Analysts say Kerjaya Prospek’s Tee brothers’ E&O takeover provide unattractive however honest, advise holders to simply accept
KUALA LUMPUR (March 29): The proposed takeover of Jap & Oriental Bhd (E&O) by the Tee brothers from Kerjaya Prospek Group Bhd is unattractive however honest, and shareholders ought to due to this fact settle for the provide, analysts stated.
Affin Hwang Capital analyst Loong Chee Wei stated in a notice at the moment that he believes the 60 sen buyback worth is cheap given the excessive implied price-earnings ratio (PER) as of March 31. 2022 (FY22) by 28 instances and a tricky outlook for E&O as a frontier. closures stay, affecting gross sales of its high-end residential initiatives.
“Nevertheless, the redemption worth is at a worth / pound [ratio]0.5 instances and worth / revalued internet asset worth (RNAV) 0.3 instances.
“Regardless of the excessive worth of E&O on the repurchase worth, its belongings, such because the Seri Tanjung Pinang Part 2A (STP2A) land, will solely be monetized in the long run via the event of its land financial institution”, he added.
He beneficial accepting the buyback following the sturdy outperformance of the share worth, with the outlook for E&O remaining troublesome.
“We imagine that their possibilities of efficiently buying greater than 50% of the capital are excessive.
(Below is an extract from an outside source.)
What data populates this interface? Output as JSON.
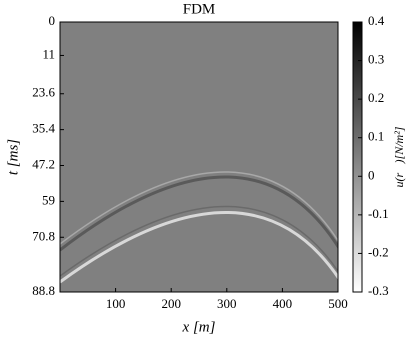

Main shareholders resembling Urusharta Jamaah (with a 6.6% stake) and GK Goh (5.9%) have decreased their stakes and we suspect they might settle for the takeover bid ”, a- he declared.
He saved his name “on maintain” on the title and raised his goal worth (TP) to 60 sen from 44 sen.
RHB Analysis Institute analyst Loong Kok Wen additionally suggested traders to simply accept the takeover bid.
“The provide worth of 60 sen represents a 9.7% premium over the five-day quantity weighted common worth (VWAP), a price-to-book (P / BV) worth of 0.49 instances and a 78% RNAV low cost.
“Though the provide worth will not be very engaging, we imagine this is a chance for traders to drag out because the monetization of STP2 land will take a few years to materialize, and due to this fact income will take time to enhance, ”she stated.
As well as, she stated, the upcoming land reclamation by Gamuda Bhd on the southern tip of Penang Island might pose a long-term risk to E&O given the upper land worth for STP2.
“That stated, we imagine that some institutional shareholders might not settle for the provide given their greater price of entry,” she added.
She maintained her “impartial” name on the motion and matched her TP to the 60 sen provide worth.
In the meantime, CGS-CIMB analyst Ngo Siew Ting stated the deal was impartial for E&O shareholders because the provide worth solely represents a premium of round $ 3. % of its final negotiated worth.
“We estimate the provide is as honest because it interprets to roughly 0.5 instances the P / BV FY21, which is on par with the typical of her friends,” she stated.
It saved its “pending” name on the inventory regardless of its anticipated greater earnings for FY22-23, on condition that the provide worth solely represents a premium of round 3% over its final negotiated worth and the nationwide actual property market is troublesome, particularly since E&O is positioning itself as a high-end residential developer. She additionally revised her PT to 60 sen from 44 sen.
E&O rose as a lot as 4.5 sen or 7.69% to 63 sen this morning. By 10:25 am, he had decreased some positive factors to 60.5 sen, nonetheless up two sen or 3.42%.
The inventory, among the many 30 most actively traded shares, had seen 18.23 million shares change arms.
Final Friday, Wonderful Parade Sdn Bhd – a non-public car of the Tee brothers, who management development firm Kerjaya Prospek – made a compulsory takeover bid for E&O at 60 sen per share after shopping for a ten.89% stake at Sime Darby Bhd.
The most recent share buy introduced the collective stake of Wonderful Parade and the events appearing in live performance to 42.71% from 31.82%. In consequence, Wonderful Parade is pressured to make a takeover bid.
The offerors intend to keep up E&O itemizing standing within the major market. The takeover bid is conditional on the bidders holding a stake of greater than 50% in the actual property firm.